The lack of government financial support is still a common theme, although one practice said they had actually done well financially.

We increased revenue compared to same period last year. Our practice did very well financially. [GP]

For many others though, the lack of financial support from the government dui=ring the lockdown period was a recurring theme.
Having the money we were offered to support us through the huge COVID demands removed by cabinet took the wind out of my sails. At worst I did 85 hour weeks and was paid for 16 hours [GP]
We were unpaid for our swabbing for more than 6 weeks. This was extremely stressful as we were the predominant practice providing swabbing in our community. This was disheartening also as our GP roles were cut back and there was a lot of uncertainty around our hours and pay.[GP]
We got just over 11 thousand which doesn’t even cover a fortnight’s wages for nurses and admin, let alone the GPs who are on guaranteed minimums and the owners pay. We couldn’t apply for the wage subsidy because we were only 28% down on revenue, yet our expenses have gone through the roof [PM]
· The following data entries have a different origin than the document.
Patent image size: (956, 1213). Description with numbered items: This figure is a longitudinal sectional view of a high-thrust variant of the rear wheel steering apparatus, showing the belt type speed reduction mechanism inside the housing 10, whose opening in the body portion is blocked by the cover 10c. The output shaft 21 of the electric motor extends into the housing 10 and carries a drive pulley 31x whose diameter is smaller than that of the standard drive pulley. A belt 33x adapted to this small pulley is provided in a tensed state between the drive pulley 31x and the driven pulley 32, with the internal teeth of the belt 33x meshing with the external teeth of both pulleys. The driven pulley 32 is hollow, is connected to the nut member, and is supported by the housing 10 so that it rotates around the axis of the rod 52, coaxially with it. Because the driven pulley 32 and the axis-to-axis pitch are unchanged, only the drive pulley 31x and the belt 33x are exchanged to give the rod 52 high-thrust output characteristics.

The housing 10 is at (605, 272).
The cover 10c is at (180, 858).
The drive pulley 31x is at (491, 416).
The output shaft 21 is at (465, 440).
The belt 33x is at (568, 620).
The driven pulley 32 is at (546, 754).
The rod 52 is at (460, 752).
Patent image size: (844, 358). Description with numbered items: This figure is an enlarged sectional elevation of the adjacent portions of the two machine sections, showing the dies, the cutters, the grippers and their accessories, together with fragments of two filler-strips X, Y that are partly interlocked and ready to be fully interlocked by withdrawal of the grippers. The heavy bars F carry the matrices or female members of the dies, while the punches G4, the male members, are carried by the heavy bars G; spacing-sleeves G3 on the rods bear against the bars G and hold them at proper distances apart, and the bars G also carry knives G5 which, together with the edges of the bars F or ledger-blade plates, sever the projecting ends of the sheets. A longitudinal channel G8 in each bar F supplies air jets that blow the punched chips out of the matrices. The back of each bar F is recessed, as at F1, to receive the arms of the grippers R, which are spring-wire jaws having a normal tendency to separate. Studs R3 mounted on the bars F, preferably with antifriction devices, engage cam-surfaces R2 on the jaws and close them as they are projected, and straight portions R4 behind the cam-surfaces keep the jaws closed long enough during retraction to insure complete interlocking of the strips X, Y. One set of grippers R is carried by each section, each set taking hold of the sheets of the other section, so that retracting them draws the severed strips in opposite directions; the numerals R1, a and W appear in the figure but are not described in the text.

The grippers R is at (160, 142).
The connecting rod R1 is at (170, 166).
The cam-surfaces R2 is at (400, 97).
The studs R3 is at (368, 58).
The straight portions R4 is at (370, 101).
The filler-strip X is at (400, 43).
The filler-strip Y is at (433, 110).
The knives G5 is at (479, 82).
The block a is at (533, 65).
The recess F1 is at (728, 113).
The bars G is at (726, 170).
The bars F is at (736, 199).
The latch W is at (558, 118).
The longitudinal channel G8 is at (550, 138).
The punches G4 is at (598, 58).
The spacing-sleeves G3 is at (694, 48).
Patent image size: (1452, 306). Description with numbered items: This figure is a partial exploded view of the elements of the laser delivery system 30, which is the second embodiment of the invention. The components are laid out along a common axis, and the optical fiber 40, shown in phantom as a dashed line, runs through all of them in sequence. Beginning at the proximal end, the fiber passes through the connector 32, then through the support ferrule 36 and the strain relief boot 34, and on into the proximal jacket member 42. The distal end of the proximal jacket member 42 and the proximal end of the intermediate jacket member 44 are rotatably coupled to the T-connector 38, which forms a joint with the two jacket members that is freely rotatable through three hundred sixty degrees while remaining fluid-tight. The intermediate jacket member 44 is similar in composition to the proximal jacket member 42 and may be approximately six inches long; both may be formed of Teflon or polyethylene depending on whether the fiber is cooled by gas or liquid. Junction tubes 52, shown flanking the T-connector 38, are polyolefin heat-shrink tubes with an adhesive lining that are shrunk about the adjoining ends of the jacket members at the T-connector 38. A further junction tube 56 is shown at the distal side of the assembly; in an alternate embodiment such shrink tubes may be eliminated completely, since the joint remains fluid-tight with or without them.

On Friday 5 June, the second of the fortnightly Quick COVID-19 NZ Primary Care Survey was launched. An invitation to participate was distributed to general practice GPs, nurses and managers across the country, disseminated by the RNZCGP, GPNZ and PMAANZ. The survey closed on 11 June.


There were 153 respondents: 85 GPs, 16 practice nurses and 58 practice managers. 73% of practices were GP-owned; 76% had more than 3 GPs; 34% independent and part of a larger group, 7% were DHB-owned, and 14% owned by a community trust. 21% identified as rural practices, and 17% as urgent care or after-hours practice.